Last night I dreamed of you, and in my dream, I was with you again, and you washed through my body like a wave.
Lessons I’ve learned since you died:
How to pack certain things away with precision—heartbreak, of course, grief and regret, but also anger—the kind you always told me I should bite back.
—
The rituals of summer. Cooking fires on the beach, lobster, corn, blueberries, and peaches. Early-morning swims and being barefoot all day long.
I read the book of Cavafy’s poetry.
On my birthday, I call Ted Sorensen.
“I miss Jack,” I say. “Even the stupid things that used to irritate me, like when he’d track sand into the house in the cuffs of his pants.”
“Can I take a ride over?” Sorensen asks.
“Please.”
He brings doodles Jack made during the missile crisis. Sheets of yellow lined paper with little pictures and words staggered among the drawings—Khrushchev, Soviet Submarines. On one page, the word Missile circled over and over.
“Before, we would’ve just thrown them away,” he says.
You loved him, I almost say, but it’s so obvious, I feel ashamed.
—
Sometimes I can feel those layers of other summers when you were here. Collateral moments—the warm green shadows and how the sunlight fell across your shoulders and your face. I could see you aging, but I’d still catch that unmistakable careless grace I always loved. Sometimes I see it still, even with you gone, even as the seasons change and new rituals begin to rewrite the hours, erasing you, as summer moves toward fall.

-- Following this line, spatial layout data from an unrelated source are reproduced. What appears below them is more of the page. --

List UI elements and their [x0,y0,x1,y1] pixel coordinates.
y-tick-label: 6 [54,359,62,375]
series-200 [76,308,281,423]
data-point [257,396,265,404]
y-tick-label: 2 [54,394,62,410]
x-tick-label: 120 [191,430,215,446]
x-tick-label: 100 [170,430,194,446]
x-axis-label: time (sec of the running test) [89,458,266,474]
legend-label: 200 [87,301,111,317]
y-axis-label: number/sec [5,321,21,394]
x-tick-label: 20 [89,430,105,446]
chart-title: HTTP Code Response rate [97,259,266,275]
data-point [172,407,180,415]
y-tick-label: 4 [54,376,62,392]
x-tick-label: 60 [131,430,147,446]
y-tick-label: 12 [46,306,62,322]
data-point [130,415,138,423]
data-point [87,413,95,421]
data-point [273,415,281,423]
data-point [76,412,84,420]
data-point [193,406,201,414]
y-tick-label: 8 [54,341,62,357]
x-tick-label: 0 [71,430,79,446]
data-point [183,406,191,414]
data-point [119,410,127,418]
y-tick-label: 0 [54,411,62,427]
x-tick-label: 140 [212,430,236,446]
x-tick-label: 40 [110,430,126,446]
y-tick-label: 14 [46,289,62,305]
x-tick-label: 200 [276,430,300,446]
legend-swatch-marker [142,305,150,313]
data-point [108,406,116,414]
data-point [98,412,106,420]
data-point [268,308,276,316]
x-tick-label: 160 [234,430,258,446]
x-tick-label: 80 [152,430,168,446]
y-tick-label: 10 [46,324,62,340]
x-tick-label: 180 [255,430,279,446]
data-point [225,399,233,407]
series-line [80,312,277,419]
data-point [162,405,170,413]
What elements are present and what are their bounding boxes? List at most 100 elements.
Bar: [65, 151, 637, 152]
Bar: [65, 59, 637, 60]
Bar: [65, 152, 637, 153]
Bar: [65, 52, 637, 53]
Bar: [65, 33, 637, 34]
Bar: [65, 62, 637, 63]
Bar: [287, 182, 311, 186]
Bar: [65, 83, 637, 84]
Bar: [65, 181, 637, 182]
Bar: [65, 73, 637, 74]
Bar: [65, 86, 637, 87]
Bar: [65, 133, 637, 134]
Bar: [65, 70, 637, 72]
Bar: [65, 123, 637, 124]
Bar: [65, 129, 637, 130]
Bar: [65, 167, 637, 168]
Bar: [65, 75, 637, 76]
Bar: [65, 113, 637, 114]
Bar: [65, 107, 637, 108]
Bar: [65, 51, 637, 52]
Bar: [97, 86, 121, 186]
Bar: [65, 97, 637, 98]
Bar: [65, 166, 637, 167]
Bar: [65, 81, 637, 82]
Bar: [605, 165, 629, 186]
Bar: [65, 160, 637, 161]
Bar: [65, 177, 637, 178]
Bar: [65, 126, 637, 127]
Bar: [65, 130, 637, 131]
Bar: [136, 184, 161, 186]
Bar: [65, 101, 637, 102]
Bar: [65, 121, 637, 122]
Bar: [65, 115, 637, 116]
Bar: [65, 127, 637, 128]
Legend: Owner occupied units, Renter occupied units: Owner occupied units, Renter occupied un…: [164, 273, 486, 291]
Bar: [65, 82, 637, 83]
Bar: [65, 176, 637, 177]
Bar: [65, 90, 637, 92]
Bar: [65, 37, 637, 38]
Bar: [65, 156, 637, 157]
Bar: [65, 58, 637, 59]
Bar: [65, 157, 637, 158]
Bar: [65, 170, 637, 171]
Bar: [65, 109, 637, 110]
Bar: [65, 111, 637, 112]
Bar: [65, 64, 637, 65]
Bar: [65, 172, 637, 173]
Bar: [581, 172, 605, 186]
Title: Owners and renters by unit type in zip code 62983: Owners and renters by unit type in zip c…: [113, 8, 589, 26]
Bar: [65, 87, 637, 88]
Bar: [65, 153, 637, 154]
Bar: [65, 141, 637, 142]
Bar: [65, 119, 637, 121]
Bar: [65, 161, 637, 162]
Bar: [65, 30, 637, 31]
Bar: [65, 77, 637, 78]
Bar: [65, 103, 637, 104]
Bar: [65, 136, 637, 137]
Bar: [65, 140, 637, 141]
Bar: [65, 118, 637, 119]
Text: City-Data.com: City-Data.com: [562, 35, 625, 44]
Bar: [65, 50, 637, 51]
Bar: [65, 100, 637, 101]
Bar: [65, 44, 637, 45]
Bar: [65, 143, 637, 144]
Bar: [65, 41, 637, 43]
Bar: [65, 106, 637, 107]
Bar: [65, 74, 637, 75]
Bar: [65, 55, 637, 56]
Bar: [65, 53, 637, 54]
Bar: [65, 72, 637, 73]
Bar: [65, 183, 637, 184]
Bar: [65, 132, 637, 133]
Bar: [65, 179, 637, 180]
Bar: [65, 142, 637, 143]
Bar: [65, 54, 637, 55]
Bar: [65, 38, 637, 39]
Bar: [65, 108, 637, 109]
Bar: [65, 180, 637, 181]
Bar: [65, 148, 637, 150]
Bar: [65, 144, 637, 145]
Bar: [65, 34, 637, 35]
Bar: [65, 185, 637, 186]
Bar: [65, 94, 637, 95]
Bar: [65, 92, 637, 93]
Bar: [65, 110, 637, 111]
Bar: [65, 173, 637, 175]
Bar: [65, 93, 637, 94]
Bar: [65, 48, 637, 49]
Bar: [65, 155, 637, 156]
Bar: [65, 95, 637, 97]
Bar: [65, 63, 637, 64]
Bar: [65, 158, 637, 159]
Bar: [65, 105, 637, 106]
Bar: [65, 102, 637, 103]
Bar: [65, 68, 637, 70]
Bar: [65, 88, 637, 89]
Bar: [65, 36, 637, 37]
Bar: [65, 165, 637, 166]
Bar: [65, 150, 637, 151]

When I feel you close to me—your presence and the loss—I just wish I’d given more, said and trusted more. It’s like breathing in lightning, the want and the regret.
—
The man accused of shooting Mary Meyer is acquitted. It’s in the papers that August. A Black female lawyer took his case and argued that the man accused wasn’t the size of the suspect a witness had seen. Mary Meyer was shot twice, once in the head, once in the shoulder, by someone who knew how to push a bullet straight to the aorta; her mind went dark in an instant. Both shots were mortal. This detail, more than any other, haunts me.
I swim in the ocean, and my mind turns: Mary Meyer, two shots, a Black man fishing, the chiffon dress, its hem soaked with snow, drunk lovesick Mary wandering the White House lawn.
—
One evening, when the sky is bright, I take the children for a walk. The street is empty. John pulls at my hand while Caroline skips ahead. John stops, squatting down beside a puddle in the road.
“John, that’s dirty,” I say as he starts to reach for the water.
“No, Mummy, I want it. The moon.”
It strikes me then—a sudden feeling I almost don’t recognize. I am happy. That’s what it is, the feeling.
“You’re crying again,” says Caroline.
I pull my daughter to me, and John as well. I hold them both. John’s hands wrap my neck, but Caroline’s arms stay tucked by her side, her body like wood, that rigid sorrow. She’s holding her breath, holding everything in.
“It’s okay, sweetheart. Caroline, my love, it’s okay.” I feel her body give, a tiny sob in her throat. “He was our world, my love. That’s why we cry.”
…
That fall, I rent a house in Far Hills, New Jersey. Simple, clapboard, down a dirt road. Almost every weekend I drive out with the children to ride. Coming back into Manhattan late one Sunday, we get stuck in traffic. It’s after eleven when we finally reach 1040. John’s asleep in my arms, and as I walk in and turn on the hall light, I’m startled to notice how the apartment has become home. The old-world curtains, blue-and-white lamps, long shelves of books, the cherry-blossom screens. Near the window, my easel with a canvas. My eyes sweep the photographs: horses, dogs, the children, Jack.